Fever of origin (FUO) as defined by Petersdorf and Beeson in 1961 is documentation of fever >38.3ᵒ C /100.9ᵒ F for more than 3 weeks duration, when the source of fever is not diagnosed during 3 days of hospital visits or 3 days of outpatient visits. HIV positive patients the duration taken is more than 4 weeks and for Paedriatic population it should be more than 8 days fever after history, physical examination data fail to reveal the cause.
Fever is caused due to exogenus pyrogens such as toxin, product of microbes which lead to secretion of endogenous factors like Cytokines, Interleukin 6, Interleukin 1, Interleukin L-11, Interferon gamma . These cytokines are produced by the macrophages and they cause hypothalamus to increase prostaglandin synthesis leading to fever.
History should include family history, ethnic background, travel history, animal exposure. History of exposure to animals includes specific test like Brucellosis, Psittacosis,Leptospirosis,Toxoplasmosis, Cat scratch disease, Q fever , Rat bite fever. History of travel may include need of malaria test.
To Diagnose cause of FUO, the fever has to documented and its characteristics need to be noted.Fever pattern like duration and timing of spikes is important in diagnosis like fever spikes in Malaria,Lymphoma,or Cyclical neutropenia is seen. Lymphoma (Hodgkin’s) and (Non-Hodgkin’s) can present with classic Pel-Ebstein fever characterized with intermittent febrile period lasting for days to weeks of afebrile period. Presence of morning spike fever suggests Tuberculosis, disseminated Salmonella infection and polyarteritis nodosum.
Two fever spike may happen with tuberculosis and malaria. Periodic fevers that lasts for days to week occur in children include cyclic neutropenia,familial Mediterranean disease, fever of pharyngitis and apthous stomatitis.
Physical examination may reveal other sign like Myalgias, headache, mental confusion, cardiovascular accident, nonproductive cough, vision disorders, fatigue, abdominal pain, back pain, neck pain according to the etiological factors causing the disease.

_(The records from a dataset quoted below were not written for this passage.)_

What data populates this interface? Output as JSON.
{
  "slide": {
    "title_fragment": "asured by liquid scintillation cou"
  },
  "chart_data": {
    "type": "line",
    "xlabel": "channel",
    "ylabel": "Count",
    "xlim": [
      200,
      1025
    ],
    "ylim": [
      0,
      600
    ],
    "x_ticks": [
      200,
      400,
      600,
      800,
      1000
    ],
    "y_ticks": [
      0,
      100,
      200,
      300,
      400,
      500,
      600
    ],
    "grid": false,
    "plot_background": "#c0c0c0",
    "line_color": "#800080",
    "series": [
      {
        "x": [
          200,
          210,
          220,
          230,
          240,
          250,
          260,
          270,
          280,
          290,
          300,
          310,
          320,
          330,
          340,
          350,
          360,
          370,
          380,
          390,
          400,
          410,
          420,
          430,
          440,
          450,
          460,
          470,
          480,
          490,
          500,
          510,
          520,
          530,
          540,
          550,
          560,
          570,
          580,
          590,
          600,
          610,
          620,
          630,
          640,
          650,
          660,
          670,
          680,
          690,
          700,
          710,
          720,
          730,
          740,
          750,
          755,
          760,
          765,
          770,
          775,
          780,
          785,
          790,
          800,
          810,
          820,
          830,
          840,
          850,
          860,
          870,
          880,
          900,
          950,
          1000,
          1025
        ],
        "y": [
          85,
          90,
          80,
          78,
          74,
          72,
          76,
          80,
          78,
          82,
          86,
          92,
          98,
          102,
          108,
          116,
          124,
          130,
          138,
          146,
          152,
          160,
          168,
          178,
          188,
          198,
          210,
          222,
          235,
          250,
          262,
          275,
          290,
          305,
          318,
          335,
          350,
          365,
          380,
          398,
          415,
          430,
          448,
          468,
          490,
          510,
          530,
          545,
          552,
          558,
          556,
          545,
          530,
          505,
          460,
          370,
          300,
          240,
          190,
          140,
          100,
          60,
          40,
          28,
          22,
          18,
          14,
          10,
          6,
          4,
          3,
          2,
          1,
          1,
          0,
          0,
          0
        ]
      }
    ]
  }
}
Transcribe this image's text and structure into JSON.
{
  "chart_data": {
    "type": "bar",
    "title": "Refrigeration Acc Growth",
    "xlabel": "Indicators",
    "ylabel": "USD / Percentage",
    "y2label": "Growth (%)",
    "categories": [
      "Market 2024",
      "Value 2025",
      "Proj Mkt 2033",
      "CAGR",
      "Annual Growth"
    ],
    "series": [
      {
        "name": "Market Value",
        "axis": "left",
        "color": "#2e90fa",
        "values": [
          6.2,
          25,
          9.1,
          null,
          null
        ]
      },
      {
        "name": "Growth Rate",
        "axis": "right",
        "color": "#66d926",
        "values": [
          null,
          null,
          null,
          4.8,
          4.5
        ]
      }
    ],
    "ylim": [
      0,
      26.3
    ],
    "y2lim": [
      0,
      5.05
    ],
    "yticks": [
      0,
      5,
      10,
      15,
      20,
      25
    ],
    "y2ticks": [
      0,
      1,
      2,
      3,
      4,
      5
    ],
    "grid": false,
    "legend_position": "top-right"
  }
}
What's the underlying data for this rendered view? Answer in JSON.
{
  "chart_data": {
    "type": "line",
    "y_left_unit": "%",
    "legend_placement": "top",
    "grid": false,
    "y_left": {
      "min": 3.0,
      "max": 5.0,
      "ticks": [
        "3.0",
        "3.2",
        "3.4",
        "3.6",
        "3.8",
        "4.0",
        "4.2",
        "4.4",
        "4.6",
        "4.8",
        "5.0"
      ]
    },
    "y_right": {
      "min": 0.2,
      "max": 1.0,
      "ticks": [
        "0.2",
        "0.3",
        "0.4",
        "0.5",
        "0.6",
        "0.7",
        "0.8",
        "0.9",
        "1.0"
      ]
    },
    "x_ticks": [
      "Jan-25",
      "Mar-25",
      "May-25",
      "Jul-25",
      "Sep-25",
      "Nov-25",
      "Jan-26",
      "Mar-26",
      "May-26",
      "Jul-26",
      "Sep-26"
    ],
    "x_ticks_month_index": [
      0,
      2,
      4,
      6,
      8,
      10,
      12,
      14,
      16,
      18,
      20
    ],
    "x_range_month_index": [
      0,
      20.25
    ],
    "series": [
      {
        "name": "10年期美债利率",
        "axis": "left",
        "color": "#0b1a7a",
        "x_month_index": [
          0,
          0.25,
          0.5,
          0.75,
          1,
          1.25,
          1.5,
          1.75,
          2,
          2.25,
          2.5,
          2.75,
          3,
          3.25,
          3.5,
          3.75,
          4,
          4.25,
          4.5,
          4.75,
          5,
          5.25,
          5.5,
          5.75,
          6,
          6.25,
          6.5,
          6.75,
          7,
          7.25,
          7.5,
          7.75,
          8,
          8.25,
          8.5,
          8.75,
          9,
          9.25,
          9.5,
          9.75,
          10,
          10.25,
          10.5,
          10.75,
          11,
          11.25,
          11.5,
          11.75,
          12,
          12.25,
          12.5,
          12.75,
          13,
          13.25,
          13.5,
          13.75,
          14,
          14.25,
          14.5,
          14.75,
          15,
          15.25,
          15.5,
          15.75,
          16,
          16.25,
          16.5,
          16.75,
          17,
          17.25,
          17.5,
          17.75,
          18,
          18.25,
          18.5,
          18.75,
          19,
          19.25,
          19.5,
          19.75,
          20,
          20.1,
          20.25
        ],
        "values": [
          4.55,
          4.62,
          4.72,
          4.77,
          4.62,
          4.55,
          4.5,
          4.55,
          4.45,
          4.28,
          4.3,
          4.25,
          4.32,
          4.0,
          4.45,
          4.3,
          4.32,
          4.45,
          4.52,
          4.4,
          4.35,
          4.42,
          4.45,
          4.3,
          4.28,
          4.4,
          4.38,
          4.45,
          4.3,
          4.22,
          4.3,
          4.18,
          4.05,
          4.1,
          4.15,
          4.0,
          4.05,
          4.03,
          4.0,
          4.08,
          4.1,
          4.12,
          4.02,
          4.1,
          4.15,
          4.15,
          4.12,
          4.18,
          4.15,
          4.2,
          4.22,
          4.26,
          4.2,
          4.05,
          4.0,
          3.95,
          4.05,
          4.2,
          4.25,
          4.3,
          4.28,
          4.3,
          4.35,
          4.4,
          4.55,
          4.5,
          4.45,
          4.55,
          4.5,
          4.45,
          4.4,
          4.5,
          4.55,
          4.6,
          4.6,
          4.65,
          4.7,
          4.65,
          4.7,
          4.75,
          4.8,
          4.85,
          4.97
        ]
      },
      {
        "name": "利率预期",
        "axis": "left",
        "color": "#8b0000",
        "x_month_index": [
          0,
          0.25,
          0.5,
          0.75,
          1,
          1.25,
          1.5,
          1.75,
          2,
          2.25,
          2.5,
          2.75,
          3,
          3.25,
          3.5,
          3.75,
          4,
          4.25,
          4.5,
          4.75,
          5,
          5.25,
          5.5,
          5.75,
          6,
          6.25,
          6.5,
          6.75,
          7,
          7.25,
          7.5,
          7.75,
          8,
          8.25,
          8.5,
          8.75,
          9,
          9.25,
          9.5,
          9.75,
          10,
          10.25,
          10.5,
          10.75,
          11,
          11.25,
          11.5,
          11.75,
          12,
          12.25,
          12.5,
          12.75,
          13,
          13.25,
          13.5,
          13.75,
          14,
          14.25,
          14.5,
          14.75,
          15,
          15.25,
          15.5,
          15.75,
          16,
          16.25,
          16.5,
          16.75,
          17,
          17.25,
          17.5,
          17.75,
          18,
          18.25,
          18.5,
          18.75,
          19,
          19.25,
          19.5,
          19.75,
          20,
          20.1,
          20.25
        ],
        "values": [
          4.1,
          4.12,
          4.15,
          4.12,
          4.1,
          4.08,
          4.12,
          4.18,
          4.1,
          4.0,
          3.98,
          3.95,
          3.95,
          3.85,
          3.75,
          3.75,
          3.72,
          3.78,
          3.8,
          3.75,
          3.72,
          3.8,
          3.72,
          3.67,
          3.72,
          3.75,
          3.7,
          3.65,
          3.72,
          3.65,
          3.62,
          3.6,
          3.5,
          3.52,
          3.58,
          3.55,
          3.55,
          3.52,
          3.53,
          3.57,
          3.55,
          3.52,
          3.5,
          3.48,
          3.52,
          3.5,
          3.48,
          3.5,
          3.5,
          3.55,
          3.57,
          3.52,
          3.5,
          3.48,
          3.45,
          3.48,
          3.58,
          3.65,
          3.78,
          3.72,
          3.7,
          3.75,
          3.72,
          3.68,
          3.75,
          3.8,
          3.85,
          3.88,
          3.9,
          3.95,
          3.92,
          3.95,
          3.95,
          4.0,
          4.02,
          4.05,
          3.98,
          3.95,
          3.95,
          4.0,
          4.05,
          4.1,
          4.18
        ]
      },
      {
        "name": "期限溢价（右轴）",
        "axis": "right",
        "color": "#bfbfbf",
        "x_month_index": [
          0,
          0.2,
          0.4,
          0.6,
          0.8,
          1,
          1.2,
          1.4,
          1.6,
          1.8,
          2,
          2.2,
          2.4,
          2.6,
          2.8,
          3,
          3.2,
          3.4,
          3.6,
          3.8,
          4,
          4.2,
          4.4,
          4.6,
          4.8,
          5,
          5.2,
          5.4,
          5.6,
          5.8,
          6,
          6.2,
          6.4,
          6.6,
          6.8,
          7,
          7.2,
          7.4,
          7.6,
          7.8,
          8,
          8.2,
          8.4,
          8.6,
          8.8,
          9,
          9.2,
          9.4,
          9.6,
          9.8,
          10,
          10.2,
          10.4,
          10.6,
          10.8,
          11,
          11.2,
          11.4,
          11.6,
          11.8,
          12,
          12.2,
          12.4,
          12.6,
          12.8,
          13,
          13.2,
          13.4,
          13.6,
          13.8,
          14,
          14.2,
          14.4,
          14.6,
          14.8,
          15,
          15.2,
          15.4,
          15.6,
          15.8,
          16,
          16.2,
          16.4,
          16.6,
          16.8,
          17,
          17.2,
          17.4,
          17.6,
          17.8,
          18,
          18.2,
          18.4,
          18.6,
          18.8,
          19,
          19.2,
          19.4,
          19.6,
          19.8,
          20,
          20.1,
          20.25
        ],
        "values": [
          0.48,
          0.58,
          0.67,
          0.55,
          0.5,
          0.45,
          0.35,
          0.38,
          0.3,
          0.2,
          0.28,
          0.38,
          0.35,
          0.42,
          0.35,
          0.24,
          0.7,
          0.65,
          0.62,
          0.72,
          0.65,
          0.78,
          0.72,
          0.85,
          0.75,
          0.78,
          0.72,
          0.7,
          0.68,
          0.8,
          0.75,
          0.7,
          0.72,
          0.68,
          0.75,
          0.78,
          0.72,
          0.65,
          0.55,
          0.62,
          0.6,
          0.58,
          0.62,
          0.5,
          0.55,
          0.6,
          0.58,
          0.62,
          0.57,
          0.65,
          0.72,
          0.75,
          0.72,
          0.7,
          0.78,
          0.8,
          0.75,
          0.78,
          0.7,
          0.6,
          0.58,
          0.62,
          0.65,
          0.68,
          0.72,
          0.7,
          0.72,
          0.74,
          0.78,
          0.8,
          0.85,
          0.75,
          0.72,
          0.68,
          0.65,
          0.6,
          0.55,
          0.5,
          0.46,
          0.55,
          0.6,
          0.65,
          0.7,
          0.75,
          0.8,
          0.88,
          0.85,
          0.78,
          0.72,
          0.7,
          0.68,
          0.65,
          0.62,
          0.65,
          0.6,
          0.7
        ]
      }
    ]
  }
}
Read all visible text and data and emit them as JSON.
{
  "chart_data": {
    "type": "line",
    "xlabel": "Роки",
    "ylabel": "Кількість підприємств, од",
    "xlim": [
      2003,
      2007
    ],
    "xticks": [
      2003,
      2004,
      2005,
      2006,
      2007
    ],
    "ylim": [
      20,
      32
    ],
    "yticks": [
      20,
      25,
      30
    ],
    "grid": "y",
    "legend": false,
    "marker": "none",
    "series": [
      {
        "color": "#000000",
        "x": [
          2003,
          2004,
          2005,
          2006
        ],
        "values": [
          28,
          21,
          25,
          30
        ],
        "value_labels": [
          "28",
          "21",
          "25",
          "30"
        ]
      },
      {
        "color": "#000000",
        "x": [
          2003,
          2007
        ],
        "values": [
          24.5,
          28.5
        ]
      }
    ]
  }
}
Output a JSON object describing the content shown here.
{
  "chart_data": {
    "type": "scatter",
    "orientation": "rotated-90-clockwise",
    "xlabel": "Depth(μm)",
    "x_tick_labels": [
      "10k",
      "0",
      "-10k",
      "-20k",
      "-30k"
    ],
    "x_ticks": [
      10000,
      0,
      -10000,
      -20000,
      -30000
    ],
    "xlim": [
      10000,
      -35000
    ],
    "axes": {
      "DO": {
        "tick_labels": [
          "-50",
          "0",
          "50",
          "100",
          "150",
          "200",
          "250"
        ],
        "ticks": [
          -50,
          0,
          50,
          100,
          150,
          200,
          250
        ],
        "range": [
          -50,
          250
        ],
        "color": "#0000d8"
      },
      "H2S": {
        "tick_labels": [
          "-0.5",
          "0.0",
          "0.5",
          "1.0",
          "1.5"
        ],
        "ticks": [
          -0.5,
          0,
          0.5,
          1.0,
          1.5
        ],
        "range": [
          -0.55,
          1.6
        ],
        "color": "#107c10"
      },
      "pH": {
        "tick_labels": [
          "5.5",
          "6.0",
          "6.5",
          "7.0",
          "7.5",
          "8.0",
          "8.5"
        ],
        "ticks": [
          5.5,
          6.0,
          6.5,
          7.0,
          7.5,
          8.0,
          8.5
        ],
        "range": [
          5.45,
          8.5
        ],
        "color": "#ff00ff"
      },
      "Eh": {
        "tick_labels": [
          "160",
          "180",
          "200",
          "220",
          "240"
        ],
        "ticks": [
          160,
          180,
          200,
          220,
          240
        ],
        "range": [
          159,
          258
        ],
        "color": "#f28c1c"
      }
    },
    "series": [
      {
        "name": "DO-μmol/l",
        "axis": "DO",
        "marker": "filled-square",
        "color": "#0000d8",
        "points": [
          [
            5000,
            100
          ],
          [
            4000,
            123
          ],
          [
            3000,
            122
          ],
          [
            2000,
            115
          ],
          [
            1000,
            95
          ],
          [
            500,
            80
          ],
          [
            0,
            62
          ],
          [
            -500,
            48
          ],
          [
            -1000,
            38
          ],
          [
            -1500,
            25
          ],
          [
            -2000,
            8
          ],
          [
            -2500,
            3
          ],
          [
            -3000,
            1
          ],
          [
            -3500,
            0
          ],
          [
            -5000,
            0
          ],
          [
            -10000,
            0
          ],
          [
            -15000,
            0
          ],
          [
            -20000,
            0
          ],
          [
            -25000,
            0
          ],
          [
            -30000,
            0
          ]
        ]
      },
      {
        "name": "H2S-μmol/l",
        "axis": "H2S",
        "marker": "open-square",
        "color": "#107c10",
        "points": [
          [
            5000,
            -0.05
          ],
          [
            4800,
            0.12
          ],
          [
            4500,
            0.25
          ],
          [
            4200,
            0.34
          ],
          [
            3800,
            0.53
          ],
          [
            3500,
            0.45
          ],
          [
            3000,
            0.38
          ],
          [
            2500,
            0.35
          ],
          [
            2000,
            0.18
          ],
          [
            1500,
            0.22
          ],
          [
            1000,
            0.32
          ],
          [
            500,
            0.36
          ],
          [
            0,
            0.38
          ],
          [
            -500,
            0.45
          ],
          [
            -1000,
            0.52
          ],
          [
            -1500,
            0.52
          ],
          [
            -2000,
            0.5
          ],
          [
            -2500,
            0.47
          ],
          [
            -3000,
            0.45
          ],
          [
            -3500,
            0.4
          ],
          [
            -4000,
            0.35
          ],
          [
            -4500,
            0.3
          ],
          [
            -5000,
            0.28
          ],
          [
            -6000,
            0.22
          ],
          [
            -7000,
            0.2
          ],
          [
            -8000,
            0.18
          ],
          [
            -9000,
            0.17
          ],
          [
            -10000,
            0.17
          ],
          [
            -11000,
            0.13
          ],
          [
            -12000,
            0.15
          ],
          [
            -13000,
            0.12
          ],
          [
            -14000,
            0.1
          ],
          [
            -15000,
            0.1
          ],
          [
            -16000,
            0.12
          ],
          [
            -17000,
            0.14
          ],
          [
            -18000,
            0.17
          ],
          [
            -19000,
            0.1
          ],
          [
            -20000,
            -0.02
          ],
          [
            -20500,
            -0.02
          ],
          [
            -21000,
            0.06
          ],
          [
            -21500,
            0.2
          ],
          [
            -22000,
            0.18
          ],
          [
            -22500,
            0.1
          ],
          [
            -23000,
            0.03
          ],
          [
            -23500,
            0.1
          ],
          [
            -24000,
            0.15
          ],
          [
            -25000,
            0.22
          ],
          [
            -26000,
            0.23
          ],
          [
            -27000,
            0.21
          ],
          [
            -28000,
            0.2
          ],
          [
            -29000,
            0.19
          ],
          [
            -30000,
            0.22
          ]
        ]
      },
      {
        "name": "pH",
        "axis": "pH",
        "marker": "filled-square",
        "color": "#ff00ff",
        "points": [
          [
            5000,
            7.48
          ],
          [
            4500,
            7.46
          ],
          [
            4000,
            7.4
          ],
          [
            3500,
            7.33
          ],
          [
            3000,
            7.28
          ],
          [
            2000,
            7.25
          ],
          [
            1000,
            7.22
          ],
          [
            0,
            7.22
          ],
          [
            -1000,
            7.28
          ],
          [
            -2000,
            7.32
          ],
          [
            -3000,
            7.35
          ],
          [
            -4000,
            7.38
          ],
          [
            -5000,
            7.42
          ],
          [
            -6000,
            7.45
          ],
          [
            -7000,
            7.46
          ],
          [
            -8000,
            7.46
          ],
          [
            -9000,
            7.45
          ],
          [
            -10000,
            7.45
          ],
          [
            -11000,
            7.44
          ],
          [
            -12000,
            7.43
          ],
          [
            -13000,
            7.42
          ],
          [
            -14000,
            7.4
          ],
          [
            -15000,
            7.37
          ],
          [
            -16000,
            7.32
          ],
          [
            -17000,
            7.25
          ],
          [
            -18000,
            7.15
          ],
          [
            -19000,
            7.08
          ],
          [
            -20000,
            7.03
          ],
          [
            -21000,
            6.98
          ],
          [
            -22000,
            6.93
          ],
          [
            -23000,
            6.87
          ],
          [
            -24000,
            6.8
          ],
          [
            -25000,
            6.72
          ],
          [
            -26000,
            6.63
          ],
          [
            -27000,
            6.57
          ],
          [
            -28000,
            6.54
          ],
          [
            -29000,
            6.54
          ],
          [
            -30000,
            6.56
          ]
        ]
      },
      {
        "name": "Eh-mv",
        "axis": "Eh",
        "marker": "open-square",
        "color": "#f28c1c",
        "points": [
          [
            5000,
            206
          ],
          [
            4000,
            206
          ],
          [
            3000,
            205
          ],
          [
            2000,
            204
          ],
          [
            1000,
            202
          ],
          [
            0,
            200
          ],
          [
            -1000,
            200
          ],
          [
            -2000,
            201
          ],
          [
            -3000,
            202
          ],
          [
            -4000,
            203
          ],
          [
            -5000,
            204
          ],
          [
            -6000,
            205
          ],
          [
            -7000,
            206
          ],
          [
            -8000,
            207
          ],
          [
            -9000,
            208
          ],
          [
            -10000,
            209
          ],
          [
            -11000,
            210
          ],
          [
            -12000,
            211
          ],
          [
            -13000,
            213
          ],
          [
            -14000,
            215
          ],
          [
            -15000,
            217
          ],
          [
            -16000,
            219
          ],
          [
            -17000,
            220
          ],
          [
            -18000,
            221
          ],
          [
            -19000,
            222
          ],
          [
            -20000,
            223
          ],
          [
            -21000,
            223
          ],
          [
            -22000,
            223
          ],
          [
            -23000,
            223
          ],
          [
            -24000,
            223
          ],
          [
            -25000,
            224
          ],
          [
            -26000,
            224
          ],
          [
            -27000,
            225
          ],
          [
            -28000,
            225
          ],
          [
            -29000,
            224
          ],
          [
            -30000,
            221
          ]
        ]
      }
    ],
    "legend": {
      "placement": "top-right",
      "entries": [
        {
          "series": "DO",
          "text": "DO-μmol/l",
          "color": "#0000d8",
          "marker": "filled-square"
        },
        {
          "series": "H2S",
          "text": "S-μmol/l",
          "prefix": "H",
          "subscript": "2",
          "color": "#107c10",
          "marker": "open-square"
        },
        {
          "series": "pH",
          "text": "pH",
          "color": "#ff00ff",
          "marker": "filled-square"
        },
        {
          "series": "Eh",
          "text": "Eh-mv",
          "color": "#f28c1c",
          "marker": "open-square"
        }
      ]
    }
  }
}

The most common cause of classic FUO in nonhospitalized patient is infections (bacterial, fungal , viral , parasitic ) neoplasms, hypersensitivity and autoimmune diseases, drugs. Cause in neutropenic (Absolute neutrophil count ANC <500) is fungal infection, perianal infection, bacterial infection, drugs and underlying disease. In elderly population it can be due to malignancy, infection like abdominal infections, Prostatitis, Tuberculosis, Sarcoidosis, Lupus, Still’s disease collagen vascular disease, drugs.
In HIV patients due to Tuberculosis, Mycobacterium avium complex, cryptococcal, fungal, lymphoma, drugs. Paedriatic age group due to infection most common respiratory tract infection, collagen vascular diseases, malignancy and drugs.
Laboratory test and evaluation include Routine test like CBC (complete blood cell count) CRP (C reactive protein), ESR (Erythrocyte sedimentation rate) raised, Chest X-ray, Blood chemistry and Serial blood culture (three blood culture over 48 hrs) should be drawn to detect bacterial, fungal, mycobacterial infections, urine cultures. Newer platforms like molecular diagnostics, rapid diagnostics like MALDITOF (matrix assisted laser desorption ionization-time of flight mass spectrometry) can be used to diagnose Bacterial, fungal, viral aetiology. CBC (Complete blood cell count) may show leukopenia,anemia,thrombocytosis.
Serum protein electrophoresis if immunological etiology is suspected. Thyroid, liver, kidney function test, Rheumatoid factor and Anti-nuclear antibody test when suspected need to be done.
In general noninvasive technique should be used to diagnose FUO, however if not diagnosed invasive diagnosis should be done like computer tomography scans (CT scan), bone marrow biopsy, liver biopsy and rarely abdominal laparotomy.
Empiric treatment of FUO, is not recommended and etiological diagnosis should be made. For Infections suspected,broad spectrum antibiotic covering gram positive , gram negative , anaerobic infections should be initiated . In neutropenic patients anti-fungal prophylaxis should also be included. If malignancy is suspected specific treatment need to be initiated. In HIV positive patient empiric therapy of antimycobacterial therapy may be useful.In autoimmune disorders Steroids are indicated.